Das Gespräch mit dem Premierminister bildete die perfekte Grundlage für den zweiten Tag der Reise, der mit einem Briefing durch den stellvertretenden deutschen Botschafter in Luxemburg begann. Im Fokus stand hierbei insbesondere die wirtschaftliche Situation Luxemburgs sowie die Themen Arbeitsmarkt und Migration. Anschließend besuchten wir den Europäischen Rechnungshof und sein deutsches Mitglied, Daniel Caspary. Im Gespräch mit Caspary ging es um die Zuständigkeiten des Rechnungshofes bei der Kontrolle der europäischen Ausgaben. Dabei wolle er dazu beitragen, dass der Rechnungshof zu einem noch gefragteren Partner der Politik bei der Erzielung von größtmöglicher Transparenz und Effizienz von Entscheidungen der Europäischen Union werde. Nach einer Stadtführung durch Luxemburg besuchten wir das Luxemburger Parlament. Dessen Präsident, Claude Wiseler, gewährte der Gruppe nicht nur Einblicke in das beeindruckende Gebäudeensemble, sondern auch in die Arbeitsweisen des Parlaments.

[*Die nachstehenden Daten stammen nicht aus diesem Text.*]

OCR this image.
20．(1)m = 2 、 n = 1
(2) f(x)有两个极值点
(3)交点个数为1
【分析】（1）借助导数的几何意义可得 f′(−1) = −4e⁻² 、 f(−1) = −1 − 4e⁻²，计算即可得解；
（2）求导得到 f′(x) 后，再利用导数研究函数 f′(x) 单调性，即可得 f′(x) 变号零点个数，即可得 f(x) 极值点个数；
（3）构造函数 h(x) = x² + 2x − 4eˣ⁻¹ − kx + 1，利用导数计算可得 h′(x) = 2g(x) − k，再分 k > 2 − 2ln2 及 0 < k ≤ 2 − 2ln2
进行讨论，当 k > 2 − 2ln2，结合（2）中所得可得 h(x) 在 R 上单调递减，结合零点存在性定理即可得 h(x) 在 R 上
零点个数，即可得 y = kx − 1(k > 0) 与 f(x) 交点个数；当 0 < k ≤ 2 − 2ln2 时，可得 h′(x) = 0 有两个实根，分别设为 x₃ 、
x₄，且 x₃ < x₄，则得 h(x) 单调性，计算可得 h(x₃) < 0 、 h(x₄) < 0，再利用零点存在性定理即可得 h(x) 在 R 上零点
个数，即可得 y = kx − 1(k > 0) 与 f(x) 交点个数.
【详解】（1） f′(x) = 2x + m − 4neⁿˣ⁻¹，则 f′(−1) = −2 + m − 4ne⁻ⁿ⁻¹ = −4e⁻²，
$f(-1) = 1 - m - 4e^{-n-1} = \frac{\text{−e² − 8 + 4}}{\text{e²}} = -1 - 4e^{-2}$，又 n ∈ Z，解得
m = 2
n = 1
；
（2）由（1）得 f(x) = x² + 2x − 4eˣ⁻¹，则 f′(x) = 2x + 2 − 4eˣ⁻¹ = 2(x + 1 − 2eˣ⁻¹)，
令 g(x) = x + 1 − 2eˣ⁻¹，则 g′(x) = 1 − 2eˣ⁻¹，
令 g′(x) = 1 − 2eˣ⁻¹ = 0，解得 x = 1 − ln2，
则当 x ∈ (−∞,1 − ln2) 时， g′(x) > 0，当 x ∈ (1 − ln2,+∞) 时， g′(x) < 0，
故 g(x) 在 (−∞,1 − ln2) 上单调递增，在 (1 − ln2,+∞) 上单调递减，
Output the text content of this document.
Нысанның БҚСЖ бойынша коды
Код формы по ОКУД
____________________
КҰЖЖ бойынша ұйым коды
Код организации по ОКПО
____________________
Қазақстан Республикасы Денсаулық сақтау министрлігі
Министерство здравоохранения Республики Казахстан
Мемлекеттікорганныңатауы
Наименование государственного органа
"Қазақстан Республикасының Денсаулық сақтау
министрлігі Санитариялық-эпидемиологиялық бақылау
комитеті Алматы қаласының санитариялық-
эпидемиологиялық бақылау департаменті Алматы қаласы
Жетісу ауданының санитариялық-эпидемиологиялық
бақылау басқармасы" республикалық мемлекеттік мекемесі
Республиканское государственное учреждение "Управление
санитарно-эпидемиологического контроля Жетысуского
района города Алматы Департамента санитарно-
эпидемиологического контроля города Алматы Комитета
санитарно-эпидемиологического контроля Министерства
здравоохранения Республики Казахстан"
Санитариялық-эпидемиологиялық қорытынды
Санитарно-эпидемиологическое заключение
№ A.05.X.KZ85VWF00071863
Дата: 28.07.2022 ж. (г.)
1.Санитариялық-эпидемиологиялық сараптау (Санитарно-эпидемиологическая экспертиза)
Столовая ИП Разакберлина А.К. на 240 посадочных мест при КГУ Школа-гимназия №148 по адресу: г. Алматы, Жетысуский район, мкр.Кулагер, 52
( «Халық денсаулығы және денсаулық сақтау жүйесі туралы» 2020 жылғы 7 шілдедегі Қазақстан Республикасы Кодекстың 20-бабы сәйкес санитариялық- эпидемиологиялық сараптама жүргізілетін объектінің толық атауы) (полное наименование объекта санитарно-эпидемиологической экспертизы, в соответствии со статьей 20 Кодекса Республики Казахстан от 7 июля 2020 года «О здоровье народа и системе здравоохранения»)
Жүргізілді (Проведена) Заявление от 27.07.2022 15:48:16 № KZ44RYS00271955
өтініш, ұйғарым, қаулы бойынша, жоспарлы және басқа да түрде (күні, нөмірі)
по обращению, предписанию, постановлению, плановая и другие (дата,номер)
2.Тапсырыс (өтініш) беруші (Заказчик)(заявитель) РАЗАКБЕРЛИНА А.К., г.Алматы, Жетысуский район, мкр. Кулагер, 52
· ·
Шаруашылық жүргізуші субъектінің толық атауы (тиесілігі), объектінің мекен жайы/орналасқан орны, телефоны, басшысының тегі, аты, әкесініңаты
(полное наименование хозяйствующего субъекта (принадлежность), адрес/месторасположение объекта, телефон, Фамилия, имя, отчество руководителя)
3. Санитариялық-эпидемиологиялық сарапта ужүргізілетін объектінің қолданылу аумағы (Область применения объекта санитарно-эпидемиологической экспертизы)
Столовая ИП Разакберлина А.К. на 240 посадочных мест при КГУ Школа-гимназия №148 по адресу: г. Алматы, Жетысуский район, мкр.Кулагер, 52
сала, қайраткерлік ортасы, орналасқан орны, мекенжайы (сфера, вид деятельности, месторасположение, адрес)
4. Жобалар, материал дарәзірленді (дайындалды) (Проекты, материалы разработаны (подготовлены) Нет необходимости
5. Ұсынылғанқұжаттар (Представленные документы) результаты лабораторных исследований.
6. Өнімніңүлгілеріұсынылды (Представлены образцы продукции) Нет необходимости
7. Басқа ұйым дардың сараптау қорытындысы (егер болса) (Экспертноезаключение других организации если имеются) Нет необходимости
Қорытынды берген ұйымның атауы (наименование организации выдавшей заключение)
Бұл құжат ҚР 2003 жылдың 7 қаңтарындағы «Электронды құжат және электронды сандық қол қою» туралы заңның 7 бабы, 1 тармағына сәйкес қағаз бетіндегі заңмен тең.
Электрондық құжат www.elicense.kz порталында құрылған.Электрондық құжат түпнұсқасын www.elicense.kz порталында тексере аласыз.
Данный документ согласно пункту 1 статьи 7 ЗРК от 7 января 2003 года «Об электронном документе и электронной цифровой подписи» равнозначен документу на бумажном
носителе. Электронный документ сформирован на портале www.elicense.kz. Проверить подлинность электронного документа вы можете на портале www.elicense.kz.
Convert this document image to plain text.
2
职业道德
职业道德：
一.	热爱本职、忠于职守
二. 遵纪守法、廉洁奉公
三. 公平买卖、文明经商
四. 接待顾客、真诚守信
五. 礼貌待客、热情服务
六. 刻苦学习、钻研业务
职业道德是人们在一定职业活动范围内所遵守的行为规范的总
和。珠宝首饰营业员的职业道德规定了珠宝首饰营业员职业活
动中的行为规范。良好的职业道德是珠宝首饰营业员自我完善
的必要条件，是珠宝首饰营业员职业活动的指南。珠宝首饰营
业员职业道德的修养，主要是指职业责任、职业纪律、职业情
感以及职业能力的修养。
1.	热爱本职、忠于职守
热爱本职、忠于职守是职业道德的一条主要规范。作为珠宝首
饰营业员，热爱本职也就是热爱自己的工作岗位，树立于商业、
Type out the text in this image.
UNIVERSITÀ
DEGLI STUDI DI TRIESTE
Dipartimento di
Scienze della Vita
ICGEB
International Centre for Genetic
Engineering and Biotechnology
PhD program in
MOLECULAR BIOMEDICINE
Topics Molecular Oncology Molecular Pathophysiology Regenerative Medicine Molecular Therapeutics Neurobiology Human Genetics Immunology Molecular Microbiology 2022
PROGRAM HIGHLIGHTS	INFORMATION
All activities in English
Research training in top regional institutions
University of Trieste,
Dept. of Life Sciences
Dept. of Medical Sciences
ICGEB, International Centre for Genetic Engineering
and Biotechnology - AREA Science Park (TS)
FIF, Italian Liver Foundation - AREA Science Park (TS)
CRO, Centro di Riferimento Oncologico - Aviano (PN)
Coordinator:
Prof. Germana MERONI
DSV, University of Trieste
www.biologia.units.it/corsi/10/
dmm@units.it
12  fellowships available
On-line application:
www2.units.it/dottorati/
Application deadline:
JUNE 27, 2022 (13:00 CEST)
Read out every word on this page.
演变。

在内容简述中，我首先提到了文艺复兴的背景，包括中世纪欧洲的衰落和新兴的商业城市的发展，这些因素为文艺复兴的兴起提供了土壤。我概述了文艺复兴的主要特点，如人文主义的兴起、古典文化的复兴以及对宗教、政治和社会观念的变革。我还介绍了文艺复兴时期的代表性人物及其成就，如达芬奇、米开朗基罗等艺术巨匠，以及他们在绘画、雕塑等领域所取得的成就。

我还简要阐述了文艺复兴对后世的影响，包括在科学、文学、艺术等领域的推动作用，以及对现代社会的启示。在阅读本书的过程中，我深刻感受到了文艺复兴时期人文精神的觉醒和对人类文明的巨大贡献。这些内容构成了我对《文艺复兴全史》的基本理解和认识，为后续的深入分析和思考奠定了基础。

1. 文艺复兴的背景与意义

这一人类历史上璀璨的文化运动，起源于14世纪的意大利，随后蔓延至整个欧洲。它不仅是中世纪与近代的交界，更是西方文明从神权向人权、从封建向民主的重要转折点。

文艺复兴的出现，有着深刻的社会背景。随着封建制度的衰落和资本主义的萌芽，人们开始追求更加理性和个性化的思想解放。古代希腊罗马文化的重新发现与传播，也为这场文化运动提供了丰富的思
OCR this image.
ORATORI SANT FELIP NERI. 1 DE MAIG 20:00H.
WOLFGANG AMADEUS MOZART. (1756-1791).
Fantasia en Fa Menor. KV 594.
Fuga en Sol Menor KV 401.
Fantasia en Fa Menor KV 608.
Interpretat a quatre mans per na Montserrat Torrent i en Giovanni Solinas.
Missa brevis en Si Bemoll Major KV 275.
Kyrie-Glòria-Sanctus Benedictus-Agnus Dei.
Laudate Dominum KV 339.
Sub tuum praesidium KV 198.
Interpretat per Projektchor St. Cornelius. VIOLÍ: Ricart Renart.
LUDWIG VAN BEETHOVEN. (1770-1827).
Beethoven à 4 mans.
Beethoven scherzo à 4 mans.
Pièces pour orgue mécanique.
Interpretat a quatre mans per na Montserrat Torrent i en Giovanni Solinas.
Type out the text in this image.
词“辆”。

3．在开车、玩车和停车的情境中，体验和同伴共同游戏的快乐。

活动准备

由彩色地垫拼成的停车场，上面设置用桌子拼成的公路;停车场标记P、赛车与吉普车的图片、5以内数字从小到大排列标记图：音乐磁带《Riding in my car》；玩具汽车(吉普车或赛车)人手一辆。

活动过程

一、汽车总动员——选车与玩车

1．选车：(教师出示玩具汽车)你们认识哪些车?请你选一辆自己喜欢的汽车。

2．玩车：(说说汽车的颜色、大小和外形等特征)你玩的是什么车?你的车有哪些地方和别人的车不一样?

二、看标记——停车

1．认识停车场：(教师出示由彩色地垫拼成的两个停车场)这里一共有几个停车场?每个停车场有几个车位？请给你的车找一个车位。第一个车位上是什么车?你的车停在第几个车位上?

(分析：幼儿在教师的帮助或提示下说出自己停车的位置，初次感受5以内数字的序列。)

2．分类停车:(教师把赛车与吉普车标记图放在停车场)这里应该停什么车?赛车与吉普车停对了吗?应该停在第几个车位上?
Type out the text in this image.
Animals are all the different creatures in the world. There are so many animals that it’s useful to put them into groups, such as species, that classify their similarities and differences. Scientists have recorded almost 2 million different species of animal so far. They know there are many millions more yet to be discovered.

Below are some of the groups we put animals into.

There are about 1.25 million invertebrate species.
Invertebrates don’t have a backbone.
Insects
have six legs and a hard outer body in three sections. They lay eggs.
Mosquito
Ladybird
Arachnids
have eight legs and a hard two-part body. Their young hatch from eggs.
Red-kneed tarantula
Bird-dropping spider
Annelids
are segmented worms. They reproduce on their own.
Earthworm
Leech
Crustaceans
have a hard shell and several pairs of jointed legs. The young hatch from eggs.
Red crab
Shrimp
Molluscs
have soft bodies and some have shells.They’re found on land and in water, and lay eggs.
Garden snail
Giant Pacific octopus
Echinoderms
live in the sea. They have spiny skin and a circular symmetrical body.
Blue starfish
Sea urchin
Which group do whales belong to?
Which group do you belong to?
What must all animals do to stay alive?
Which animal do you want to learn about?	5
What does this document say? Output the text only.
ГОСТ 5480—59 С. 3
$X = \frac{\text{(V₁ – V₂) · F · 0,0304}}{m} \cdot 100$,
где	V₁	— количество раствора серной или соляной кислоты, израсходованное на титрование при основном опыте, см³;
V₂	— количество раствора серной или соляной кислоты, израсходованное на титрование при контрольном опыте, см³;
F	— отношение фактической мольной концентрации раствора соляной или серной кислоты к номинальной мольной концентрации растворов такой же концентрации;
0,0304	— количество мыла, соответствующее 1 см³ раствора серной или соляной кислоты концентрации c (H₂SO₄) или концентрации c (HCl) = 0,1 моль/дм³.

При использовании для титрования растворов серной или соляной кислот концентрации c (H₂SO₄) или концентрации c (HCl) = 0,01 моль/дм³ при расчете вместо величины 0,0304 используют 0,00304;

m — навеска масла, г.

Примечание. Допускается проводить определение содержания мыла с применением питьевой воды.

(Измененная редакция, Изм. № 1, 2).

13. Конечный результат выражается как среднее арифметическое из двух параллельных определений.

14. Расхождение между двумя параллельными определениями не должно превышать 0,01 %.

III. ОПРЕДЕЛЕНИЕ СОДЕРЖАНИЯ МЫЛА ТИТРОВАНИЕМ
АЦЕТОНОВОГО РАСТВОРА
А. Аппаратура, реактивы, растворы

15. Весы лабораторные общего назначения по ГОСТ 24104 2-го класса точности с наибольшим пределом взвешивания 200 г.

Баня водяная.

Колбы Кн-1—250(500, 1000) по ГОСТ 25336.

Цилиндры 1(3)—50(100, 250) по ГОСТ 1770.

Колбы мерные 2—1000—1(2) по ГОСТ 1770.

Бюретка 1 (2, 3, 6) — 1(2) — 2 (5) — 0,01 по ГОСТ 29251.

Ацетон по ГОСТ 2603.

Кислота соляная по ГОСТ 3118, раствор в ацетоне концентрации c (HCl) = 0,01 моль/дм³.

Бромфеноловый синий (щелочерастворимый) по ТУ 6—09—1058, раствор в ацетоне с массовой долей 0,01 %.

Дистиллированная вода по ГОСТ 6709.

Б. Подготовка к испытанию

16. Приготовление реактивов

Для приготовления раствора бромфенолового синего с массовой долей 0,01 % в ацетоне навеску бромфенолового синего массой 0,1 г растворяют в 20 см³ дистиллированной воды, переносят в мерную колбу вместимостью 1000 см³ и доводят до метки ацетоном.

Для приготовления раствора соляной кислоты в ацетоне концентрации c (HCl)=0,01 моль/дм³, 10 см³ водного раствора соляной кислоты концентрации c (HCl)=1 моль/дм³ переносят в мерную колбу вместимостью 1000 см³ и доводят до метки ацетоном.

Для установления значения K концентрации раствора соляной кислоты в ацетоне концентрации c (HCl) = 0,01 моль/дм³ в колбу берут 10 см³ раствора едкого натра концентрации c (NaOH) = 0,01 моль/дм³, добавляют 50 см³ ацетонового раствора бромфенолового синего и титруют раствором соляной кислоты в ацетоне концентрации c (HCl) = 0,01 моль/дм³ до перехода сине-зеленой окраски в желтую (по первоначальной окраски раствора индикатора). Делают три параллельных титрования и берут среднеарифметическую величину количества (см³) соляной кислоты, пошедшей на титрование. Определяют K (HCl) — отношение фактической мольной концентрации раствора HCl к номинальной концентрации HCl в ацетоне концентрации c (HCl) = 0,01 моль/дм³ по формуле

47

Trotz vieler Parallelen zu deutschen Parlamenten wurden gleichzeitig auch große Unterschiede deutlich.
Der Mittwoch begann mit der Weiterreise nach Belgien und hier zunächst in den Naturpark Hohe Venn. Dort informierten wir uns zum einen über dieses einzigartige Naturgebiet im Dreiländereck, zum anderen begrüßten wir Ulla Thönissen, die uns zahlreiche Einblicke in die Arbeit und Vernetzung in der Euregio Maas-Rhein mit auf den Weg gab. Von dort aus ging es zum amerikanischen Soldatenfriedhof Henri-Chapelle. Die gesamte Region litt in besonderem Ausmaß unter den zahlreichen Offensiven und Gegenoffensiven des Zweiten Weltkrieges. Aus diesem Grund haben wir dort auch einen Kranz niedergelegt.
Der eigentliche Grund unserer Station in Belgien war allerdings die Situation der Deutschsprachigen Gemeinschaft Belgiens. Sie ist ein essentieller Bestandteil des durchaus komplexen föderalen Gefüges Belgiens. Als Sprachgemeinschaft ist sie zwar nicht mit den Regionen Belgiens gleichzusetzen, erfüllt jedoch eine beeindruckende Fülle an staatlichen Aufgaben, Rechten und Pflichten. Für uns als Schleswig-Holsteiner, die durchaus mit Minderheitsthemen vertraut sind, waren diese Gespräche besonders spannend und erkenntnisreich, da die Situation doch eine gänzlich andere ist als bei uns im Land zwischen den Meeren. Dies bestätigte sich auch am nächsten Tag im Gespräch mit dem Bildungsminister der Deutschsprachigen Gemeinschaft, Jérôme Franssen, und dem sich daran anschließend Rundgang durch Eupen.
Unsere Reise endete dann in Aachen – der Stadt, die unweigerlich mit Karl dem Großen und dem europäischen Geist verbunden ist. Während eines Rundganges durch das Aachener Rathaus mit dem Oberbürgermeister Dr. Michael Ziemons erfuhren wir viel über die Geschichte der Stadt sowie das Selbstverständnis Aachen als Stadt im Herzen Europas, welches alljährlich im Rahmen der Karlspreisverleihung besonders sichtbar wird.
Wir kehrten von unserer Fraktionsreise mit einem starken europäischen Gefühl zurück, welches sich wie ein roter Faden durch die unterschiedlichen Stationen in Luxemburg, Belgien und Aachen zog. Wir erlebten dabei auch starke stolze Regionen und Akteure, die mal im Großen, mal im Kleinen, die europäische Idee selbstbewusst in ihrem Wirken vertreten. Diese Überzeugung nimmt die CDU-Fraktion für ihre eigene Arbeit in Schleswig-Holstein mit.